Expose your MCP server over HTTPS with a tunnel, connect it in the host, then run pnpm test:live. In sunpeak projects, defineLiveConfig starts the app in a production-like resource mode, refreshes host metadata when needed, opens real host sessions, invokes your tool with prompts, and returns a Playwright locator for the rendered iframe. New sunpeak projects include live test examples, and existing projects can add tests/live/playwright.config.ts.

Do I need a paid ChatGPT account for live testing?

Not always. OpenAI documents ChatGPT Apps support across ChatGPT plans, but your account or organization still needs developer mode and connector access enabled. If developer mode is blocked by plan, workspace policy, or rollout state, live ChatGPT tests cannot run for that account. Local sunpeak inspector tests do not need a ChatGPT account, Claude account, host credits, or a public tunnel.

Can I run live tests against both ChatGPT and Claude?

Yes. Configure live hosts in tests/live/playwright.config.ts, for example defineLiveConfig({ hosts: ["chatgpt", "claude"] }). The same test can run against each configured host, while sunpeak keeps host-specific login, prompt formatting, settings navigation, refresh behavior, and iframe lookup behind the live fixture.

What does live testing catch that inspector tests miss?

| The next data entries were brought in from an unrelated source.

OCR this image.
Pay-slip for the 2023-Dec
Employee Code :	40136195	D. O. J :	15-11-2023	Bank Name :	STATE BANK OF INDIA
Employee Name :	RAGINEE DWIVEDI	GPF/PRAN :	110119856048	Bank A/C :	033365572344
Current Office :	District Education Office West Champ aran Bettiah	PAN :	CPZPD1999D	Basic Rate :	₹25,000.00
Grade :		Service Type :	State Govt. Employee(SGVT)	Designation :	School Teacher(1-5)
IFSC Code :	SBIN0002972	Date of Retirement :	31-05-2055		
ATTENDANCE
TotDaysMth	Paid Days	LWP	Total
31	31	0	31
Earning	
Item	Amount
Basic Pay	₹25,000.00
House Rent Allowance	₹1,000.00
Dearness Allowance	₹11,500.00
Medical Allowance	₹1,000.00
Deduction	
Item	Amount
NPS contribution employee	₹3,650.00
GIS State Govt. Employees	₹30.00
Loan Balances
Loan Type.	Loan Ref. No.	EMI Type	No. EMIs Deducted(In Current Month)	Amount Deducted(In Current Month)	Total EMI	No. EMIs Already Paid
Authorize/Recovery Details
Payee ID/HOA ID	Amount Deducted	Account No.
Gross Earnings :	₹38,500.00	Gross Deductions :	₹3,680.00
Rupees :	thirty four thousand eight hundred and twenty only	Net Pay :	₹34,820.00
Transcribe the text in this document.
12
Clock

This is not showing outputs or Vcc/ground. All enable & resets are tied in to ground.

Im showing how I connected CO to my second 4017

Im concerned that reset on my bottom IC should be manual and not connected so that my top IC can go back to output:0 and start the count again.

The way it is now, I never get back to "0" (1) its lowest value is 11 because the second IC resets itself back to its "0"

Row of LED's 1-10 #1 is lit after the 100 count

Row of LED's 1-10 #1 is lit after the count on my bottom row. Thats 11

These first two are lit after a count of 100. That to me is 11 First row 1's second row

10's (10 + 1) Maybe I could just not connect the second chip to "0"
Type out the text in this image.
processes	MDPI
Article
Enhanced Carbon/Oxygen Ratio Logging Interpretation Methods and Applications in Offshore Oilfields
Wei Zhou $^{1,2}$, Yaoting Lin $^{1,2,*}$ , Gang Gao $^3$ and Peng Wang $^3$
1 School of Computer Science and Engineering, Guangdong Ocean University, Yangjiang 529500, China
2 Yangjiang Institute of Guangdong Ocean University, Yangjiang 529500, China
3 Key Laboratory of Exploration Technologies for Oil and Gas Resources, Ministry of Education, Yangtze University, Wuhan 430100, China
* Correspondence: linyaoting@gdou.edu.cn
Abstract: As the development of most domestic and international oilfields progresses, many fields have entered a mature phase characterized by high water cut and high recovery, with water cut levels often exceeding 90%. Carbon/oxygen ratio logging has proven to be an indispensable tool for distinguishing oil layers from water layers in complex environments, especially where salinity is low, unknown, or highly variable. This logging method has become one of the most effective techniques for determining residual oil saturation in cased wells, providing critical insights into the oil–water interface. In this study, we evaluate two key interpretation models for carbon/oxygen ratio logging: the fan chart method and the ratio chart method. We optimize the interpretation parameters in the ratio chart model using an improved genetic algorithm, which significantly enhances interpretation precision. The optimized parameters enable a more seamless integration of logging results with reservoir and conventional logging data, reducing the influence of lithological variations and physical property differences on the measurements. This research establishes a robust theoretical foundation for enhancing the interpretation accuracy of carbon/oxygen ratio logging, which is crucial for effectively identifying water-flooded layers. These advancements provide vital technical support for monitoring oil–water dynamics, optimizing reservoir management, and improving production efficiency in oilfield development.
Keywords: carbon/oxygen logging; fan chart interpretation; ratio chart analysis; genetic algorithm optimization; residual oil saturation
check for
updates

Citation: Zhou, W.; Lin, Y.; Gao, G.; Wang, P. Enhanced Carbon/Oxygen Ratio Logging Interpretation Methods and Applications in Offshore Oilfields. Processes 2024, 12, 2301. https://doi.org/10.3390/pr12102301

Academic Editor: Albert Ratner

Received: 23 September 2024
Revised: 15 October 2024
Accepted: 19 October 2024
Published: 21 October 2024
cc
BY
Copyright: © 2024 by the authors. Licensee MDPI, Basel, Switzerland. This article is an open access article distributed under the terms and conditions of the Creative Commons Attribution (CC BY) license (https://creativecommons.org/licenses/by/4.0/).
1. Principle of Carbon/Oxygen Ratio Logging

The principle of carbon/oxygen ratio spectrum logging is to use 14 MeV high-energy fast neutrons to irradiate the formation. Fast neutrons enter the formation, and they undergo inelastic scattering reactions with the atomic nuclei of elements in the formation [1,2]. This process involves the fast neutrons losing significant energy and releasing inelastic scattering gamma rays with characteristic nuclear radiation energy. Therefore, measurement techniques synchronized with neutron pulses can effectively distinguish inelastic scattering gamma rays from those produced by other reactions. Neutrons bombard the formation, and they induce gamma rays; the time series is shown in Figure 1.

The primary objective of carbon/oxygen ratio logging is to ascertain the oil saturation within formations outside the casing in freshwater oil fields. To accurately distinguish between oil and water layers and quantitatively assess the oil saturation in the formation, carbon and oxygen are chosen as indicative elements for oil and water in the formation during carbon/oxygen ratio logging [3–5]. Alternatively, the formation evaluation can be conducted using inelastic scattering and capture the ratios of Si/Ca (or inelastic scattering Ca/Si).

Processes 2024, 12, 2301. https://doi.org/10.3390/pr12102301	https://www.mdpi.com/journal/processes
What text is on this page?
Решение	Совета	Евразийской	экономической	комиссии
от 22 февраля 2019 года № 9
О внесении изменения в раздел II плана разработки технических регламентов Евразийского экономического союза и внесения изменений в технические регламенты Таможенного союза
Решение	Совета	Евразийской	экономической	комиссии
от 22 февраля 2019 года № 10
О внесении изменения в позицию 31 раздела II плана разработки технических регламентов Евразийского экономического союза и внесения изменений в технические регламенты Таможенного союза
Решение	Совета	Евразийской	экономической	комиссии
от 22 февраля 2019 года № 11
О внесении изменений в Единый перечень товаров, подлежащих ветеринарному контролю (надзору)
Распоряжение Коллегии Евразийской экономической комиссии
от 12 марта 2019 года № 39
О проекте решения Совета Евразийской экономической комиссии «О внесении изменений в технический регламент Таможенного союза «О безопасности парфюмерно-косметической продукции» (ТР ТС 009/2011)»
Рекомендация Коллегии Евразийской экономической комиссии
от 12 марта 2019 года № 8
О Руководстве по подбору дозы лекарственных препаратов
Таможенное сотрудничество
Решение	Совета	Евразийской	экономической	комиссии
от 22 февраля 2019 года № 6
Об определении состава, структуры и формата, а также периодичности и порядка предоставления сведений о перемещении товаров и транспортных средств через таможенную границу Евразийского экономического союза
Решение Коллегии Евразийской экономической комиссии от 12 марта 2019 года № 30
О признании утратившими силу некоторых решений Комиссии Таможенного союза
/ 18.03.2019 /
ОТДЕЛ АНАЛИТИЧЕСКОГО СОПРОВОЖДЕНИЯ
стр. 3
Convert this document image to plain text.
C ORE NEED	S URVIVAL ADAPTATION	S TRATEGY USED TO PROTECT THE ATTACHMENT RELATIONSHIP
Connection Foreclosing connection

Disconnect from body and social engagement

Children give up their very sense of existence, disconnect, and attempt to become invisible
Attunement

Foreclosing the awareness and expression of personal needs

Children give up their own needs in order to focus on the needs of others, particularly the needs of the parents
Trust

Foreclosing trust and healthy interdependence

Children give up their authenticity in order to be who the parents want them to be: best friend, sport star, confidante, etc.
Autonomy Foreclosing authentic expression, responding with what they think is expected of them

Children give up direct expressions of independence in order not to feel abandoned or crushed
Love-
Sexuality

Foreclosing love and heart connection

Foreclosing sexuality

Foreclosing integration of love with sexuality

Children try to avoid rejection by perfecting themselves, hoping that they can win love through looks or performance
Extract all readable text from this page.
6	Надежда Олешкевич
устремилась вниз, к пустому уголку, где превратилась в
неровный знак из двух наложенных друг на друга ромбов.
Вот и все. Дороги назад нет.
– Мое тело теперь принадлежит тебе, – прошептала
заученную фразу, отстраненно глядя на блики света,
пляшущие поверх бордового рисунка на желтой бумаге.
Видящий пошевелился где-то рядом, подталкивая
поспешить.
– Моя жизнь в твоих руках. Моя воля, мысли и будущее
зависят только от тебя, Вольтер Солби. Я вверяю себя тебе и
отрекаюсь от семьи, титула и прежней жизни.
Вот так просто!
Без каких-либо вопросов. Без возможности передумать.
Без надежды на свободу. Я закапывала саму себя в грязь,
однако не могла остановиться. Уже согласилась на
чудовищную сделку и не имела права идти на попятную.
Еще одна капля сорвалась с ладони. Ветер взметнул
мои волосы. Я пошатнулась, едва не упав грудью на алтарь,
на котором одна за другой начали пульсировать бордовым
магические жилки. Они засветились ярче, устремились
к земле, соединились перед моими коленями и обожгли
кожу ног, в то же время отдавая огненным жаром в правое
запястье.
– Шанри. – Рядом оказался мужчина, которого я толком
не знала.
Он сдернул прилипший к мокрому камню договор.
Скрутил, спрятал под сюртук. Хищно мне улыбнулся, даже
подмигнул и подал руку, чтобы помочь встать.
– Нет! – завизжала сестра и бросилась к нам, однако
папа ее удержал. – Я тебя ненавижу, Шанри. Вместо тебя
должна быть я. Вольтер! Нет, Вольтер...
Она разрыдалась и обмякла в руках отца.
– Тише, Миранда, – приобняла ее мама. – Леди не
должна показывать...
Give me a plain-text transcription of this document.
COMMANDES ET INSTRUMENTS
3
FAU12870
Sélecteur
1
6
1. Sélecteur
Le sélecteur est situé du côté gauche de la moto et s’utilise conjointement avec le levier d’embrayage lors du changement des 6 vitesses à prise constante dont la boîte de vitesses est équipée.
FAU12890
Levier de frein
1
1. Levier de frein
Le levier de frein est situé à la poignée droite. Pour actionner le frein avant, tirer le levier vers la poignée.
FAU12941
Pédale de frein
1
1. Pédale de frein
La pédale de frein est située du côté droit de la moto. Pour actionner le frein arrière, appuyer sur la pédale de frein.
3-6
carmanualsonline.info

Live tests catch issues in real host integration: stale tool metadata, connector refresh problems, actual model tool selection, OAuth or account linking failures, production bundle loading, iframe sandbox restrictions, CSP allowlist mistakes, real host theme propagation, and layout bugs caused by the host container. Inspector tests should still cover most UI states because they are faster, deterministic, and safe to run in CI.

Should live tests run in CI/CD?

Usually no. Run unit, integration, e2e, visual, and cross-host inspector tests on every pull request. Run live tests manually before release, on a scheduled smoke test, or from a protected workflow that has a dedicated test account. Live tests depend on real hosts, sessions, model behavior, network conditions, and rate limits, so they are less stable than local inspector tests.

How do I keep live tests from becoming flaky?

Keep the live suite small, use specific prompts, assert on durable UI states, avoid exact model wording, prefer web-first Playwright assertions over sleeps, isolate each test in a fresh conversation, and run local inspector tests for edge cases. Use live tests as a smoke suite for the real host path, not as your full regression suite.

How is live testing different from MCP Inspector or the sunpeak inspector?

MCP Inspector and the sunpeak inspector are local development and testing tools. They let you inspect tools, render UI resources, load simulation fixtures, and run deterministic Playwright tests without a real host account. Live testing opens ChatGPT or Claude and validates the production integration path. Use the inspector while building and in CI, then use live tests as final host validation.